In [20]:
import numpy as np
import matplotlib.pyplot as plt
import pandas as pd
import os
import gmplot
import torch
from torch import nn
from tqdm import tqdm
from tqdm import trange
import time
from tqdm import trange
import h3
from collections import OrderedDict
from sklearn.preprocessing import  OneHotEncoder

def geo_t_h3(data):
    h3_list =OrderedDict()

    for i in data:
        a = h3.geo_to_h3(i[0], i[1], 10)
        h3_list.setdefault(a)
    return h3_list
def h3_t_geo(data):
    new_list = []
    for i in data:
        i =h3.h3_to_geo(i)
        new_list.append(i)
    return new_list

# draw(,130,10)
# list,文件名，放大率
def draw(list,number,b):
    new_list = torch.tensor(list)
    lat = []
    lng = []
    for i in new_list:
        lat.append(i[0])
        lng.append(i[1])
    lat = torch.stack(lat)
    lng =torch.stack(lng)
    gmap = gmplot.GoogleMapPlotter(lat[0], lng[0], b)
    gmap.plot(lat, lng,color='r',lw=10)  #描绘轨迹点
    gmap.draw("user{}.html".format(number))   #显示图
    print("over")
# 这个提取出来有5个维度
def dataset(user,start,end,step):
    # user:第几个用户
    # filenumber:取前面几天数据
    # step：隔了多少步取一次
    userdata =  '/Users/zhuhe/PycharmProjects/python_spring01/Geolife Trajectories 1.3/Data/' + user + '/Trajectory/'
    filelist = os.listdir(userdata)  #返回指定路径下所有文件和文件夹的名字，并存放于一个列表中
    filelist.sort()
    names = ['lat','lng','zero','alt','days','date','time']
    df_list = [# f为文件索引号，header为列数，names为列表列名，index_col为行索引的列编号或列名
    pd.read_csv(userdata + f,header=6,names=names,index_col=False)
    for f in filelist[start:end]]
    df = pd.concat(df_list, ignore_index=True) #表格列字段不同的表合并
    df.drop(['zero', 'days'], axis=1, inplace=True) #drop函数默认删除行，列需要加axis = 1
    df_min = df.iloc[::step, :]
    return df_min
# 这个提取出来有2个维度
def synthetic_data(df_min):
    a =df_min['lat'].tolist()
    b = df_min['lng'].tolist()
    a = torch.tensor(a,dtype=torch.float,requires_grad=True).reshape((-1, 1))
    b = torch.tensor(b,dtype=torch.float,requires_grad=True).reshape((-1, 1))
    features = torch.concat([a,b],1)
    return features
# 将(lat,lng)变成哈希值
def generate_h3_list(data):
    alist = geo_t_h3(data)
    LIST = list(alist.keys())
    return np.array(LIST)


# 这个提取出来有5个维度
train_dataset = dataset("006",0,20,60)
test_dataset =  dataset("006",20,25,60)

# 这个提取出来有2个维度
train_data = synthetic_data(train_dataset)
test_data = synthetic_data(test_dataset)
# concat()
all_data =torch.concat([train_data,test_data],0)

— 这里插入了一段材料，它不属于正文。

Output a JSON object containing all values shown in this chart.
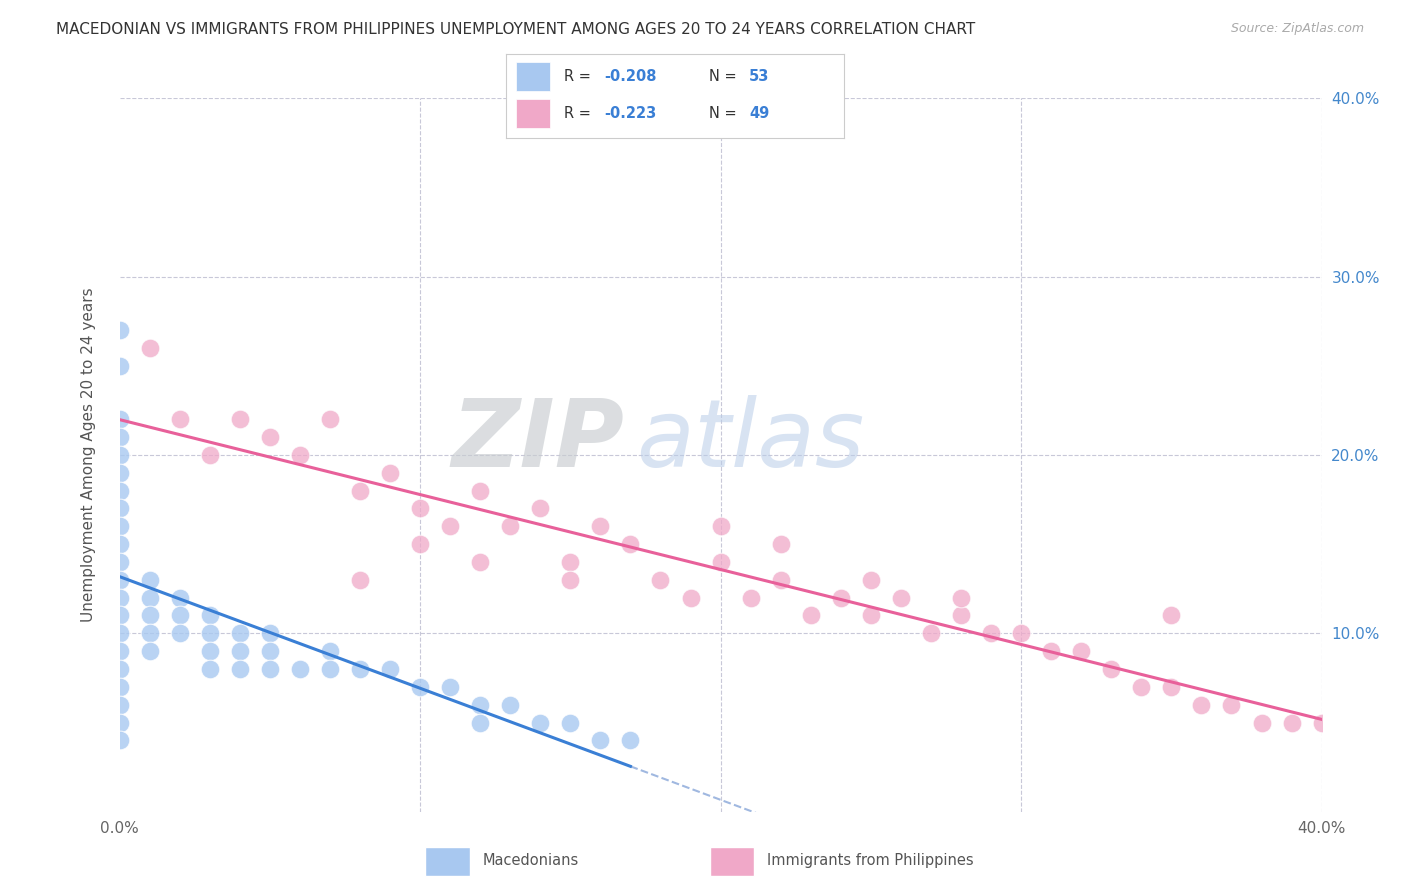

Train_h3_list  = generate_h3_list(train_data)
TESETLIST  = generate_h3_list(test_data)
all_data_h3_list = generate_h3_list(all_data)
# 这个all_data_h3_list可以先shuffle一下


# 可以通过idnex找到对应的h3
vocab_reverse  = dict(enumerate(all_data_h3_list))
# 可以通过h3编码找到对应的index
vocab ={h3:i for i ,h3 in vocab_reverse.items()}

encoder = OneHotEncoder(sparse=False).fit(all_data_h3_list.reshape(-1,1))

#y是一个列表，k是步长
def dataloader(y,k):
    data =[]
    for i in range(len(y)-k+1):
        indata = y[i:i+k]
        outdata = y[i+k:i+k+1]
        data.append((indata,outdata))
    return data
train_dataloader = dataloader(Train_h3_list,10)
test_dataloader =dataloader(test_data,10)




# 提升：
# 1。如何生成能够进行批训练的dataloader
# 2。修改学习率,步子长短,取样的时间达到更好的效果
# 3。现在的预测只能预测下一个点，如果想预测轨迹，应当把预测的点也当作数据输入模型









In [21]:
class RNN(nn.Module):
    def __init__(self,vocab) -> None:
        super().__init__()
        self.vocab = vocab
        self.model =nn.LSTM(
            input_size=vocab,
            hidden_size=320,
            batch_first=True,
            bias=True
        )
        self.output = nn.Sequential(
            nn.Linear(320,vocab),
            nn.ReLU()
        )

    def forward(self,x):
        r_out,(h_out,c_out) = self.model(x.view(1,10,self.vocab) ,None)
        outdata = self.output(r_out[:,-1,:])
        return outdata
net = RNN(len(all_data_h3_list))
optimizer = torch.optim.SGD(net.parameters(),lr = 0.1,momentum=0.8)
optimizer_scheduler = torch.optim.lr_scheduler.StepLR(optimizer, step_size=20, gamma=0.5)
loss_function = nn.CrossEntropyLoss()


In [22]:
for epoch in trange(1000):
    loss_ =0
    for i , k in train_dataloader[:-1]:
        optimizer.zero_grad()
        a = encoder.transform(i.reshape(-1,1))
        k = encoder.transform(k.reshape(-1,1))
        a =torch.tensor(a).to(torch.float32)
        k =torch.tensor(k).to(torch.float32)
        loss = loss_function(net(a),k)
        loss.backward()
        optimizer.step()
        loss_ = loss_+loss
    print(loss_)

  0%|          | 1/1000 [00:02<40:31,  2.43s/it]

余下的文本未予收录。